Esta corrida em direção ao fundo do poço agrava as desigualdades abissais que já caracterizam o nosso país e tende a elevar as tensões que dilaceram nosso tecido social.

A saída deste terreno movediço não é trivial.

Por este motivo, organizei, junto com Nelson Barbosa (UnB e FGV-SP), o livro Bidenomics nos Trópicos (Editora FGV). Convidamos 20 especialistas em diversas áreas do plano Biden para refletir sobre como implementar no Brasil as políticas de retomada do poder de planejamento do Estado, de transformação produtiva e tecnológica e de redução das desigualdades sociais. Guardadas as proporções e as possibilidades ao nosso dispor, esta disputa de visões nos EUA é bastante inspiradora para o Brasil.

Experiência bem-sucedidas

Afinal, nosso país compreende uma gama de experiências bem-sucedidas de iniciativas estatais, como o SUS, a Embraer, a Petrobras, a Embrapa, para ficar em exemplos mais conhecidos.

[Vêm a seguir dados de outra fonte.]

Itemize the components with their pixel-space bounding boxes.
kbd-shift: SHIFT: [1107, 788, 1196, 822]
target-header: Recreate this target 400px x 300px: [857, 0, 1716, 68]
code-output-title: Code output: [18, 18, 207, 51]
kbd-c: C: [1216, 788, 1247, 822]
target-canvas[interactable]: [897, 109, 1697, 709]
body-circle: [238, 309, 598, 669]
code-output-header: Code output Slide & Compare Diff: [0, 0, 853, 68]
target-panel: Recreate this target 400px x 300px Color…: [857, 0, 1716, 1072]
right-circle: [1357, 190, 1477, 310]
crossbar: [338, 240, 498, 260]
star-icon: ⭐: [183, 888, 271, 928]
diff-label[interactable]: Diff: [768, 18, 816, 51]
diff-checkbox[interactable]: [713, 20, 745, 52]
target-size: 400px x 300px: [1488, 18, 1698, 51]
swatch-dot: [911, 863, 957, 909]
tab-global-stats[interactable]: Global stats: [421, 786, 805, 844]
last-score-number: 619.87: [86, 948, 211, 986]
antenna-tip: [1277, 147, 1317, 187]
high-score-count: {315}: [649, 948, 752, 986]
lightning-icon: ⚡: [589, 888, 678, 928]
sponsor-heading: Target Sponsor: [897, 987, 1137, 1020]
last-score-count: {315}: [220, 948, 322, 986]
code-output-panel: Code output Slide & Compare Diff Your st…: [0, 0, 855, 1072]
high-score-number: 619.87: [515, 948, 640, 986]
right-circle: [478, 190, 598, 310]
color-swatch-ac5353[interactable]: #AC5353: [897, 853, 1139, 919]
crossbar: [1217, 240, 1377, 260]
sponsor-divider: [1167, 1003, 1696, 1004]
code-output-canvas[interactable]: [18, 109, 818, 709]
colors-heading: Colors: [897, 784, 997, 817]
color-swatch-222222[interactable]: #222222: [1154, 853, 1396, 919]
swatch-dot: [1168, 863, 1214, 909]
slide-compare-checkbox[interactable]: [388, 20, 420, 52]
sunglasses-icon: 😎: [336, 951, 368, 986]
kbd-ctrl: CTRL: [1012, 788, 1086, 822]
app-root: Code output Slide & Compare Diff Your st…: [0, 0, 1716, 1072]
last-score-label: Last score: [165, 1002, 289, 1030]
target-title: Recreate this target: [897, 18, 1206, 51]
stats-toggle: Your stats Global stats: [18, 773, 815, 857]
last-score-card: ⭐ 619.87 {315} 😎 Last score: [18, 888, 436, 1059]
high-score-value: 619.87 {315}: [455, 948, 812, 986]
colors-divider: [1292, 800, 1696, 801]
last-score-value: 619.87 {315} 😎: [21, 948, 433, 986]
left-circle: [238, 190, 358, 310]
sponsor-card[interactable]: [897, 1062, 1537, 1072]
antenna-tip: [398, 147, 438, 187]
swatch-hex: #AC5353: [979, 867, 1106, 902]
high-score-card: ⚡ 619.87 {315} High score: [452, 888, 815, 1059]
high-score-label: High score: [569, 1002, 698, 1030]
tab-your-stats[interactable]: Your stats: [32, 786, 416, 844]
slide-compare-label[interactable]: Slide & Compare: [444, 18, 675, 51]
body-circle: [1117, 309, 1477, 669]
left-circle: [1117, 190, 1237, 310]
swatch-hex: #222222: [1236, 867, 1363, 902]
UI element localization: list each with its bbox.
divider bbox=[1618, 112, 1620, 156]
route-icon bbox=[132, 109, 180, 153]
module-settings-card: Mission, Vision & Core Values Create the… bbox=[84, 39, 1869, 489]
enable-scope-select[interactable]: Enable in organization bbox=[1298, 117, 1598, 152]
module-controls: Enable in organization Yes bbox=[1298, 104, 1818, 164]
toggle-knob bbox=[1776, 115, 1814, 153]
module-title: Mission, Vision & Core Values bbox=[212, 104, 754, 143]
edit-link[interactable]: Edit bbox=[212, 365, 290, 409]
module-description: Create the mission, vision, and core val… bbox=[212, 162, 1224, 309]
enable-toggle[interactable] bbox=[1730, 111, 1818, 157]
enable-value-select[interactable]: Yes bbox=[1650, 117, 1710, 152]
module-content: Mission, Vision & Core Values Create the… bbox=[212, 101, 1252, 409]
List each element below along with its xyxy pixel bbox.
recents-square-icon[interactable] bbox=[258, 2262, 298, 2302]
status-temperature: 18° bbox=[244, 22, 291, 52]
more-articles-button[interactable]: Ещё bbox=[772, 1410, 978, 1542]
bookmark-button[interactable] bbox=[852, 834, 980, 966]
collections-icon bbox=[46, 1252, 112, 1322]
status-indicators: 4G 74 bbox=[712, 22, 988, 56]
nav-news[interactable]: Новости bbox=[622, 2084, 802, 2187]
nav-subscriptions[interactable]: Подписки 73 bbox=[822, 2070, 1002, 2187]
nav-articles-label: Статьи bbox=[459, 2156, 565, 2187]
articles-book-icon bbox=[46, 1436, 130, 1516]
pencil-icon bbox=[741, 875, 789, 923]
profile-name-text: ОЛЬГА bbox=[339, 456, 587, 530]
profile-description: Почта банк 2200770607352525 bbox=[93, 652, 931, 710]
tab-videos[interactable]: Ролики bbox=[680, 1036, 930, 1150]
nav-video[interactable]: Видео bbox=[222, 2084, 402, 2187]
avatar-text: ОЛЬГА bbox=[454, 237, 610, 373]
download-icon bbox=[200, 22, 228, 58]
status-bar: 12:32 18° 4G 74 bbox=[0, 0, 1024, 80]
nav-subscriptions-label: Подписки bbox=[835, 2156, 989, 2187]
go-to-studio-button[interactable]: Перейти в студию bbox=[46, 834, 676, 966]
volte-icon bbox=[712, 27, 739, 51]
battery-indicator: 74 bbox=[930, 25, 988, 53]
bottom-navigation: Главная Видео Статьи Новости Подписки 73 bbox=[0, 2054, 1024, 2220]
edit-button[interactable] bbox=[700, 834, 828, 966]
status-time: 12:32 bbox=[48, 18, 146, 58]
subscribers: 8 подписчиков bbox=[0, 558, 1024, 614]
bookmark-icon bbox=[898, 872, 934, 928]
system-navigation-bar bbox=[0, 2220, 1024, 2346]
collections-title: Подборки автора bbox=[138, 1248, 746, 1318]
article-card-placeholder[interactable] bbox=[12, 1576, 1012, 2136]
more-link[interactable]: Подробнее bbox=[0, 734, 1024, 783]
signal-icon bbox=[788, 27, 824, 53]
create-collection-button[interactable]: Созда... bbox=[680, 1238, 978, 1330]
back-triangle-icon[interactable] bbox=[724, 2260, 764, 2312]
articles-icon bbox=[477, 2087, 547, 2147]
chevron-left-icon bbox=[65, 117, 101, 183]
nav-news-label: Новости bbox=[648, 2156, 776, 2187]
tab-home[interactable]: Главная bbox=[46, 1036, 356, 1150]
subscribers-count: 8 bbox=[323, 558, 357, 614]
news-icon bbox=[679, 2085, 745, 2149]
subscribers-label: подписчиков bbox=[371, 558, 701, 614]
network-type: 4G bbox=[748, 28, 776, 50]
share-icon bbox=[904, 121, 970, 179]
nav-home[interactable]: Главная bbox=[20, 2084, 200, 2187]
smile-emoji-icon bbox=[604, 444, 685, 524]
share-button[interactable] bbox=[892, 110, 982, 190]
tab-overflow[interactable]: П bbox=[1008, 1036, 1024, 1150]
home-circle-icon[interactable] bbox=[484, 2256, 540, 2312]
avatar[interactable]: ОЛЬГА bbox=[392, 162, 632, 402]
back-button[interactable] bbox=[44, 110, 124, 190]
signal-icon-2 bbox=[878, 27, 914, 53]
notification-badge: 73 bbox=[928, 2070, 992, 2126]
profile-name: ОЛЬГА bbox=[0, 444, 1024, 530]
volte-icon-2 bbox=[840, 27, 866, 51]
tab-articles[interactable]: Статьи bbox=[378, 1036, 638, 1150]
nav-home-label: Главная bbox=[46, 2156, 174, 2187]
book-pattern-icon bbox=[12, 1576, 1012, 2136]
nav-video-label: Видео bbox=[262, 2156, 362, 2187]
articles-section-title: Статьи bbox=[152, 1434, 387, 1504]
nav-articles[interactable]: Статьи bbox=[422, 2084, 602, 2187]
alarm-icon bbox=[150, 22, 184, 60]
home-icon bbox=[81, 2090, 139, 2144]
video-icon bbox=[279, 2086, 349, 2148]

Além disso, a pandemia e a guerra Rússia-Ucrânia fizeram ressurgir o debate quanto à autossuficiência doméstica na produção da IFAs para vacinas, de fertilizantes, de semicondutores (caso da tentativa do governo Bolsonaro de liquidar o CEITEC, em Porto Alegre) e no refino do petróleo.

Os 3 C’s das crises conjugadas podem encontrar o Brasil com os 3 F’s mais alinhados ao desenvolvimento de longo prazo. Todavia, há soluções de curto prazo para que a produção e distribuição de alimentos e de combustíveis possam equilibrar de forma racional os objetivos corporativos e sociais envolvidos nestes setores, como nos casos dos estoques reguladores de alimentos e dos fundos de estabilização dos preços do petróleo.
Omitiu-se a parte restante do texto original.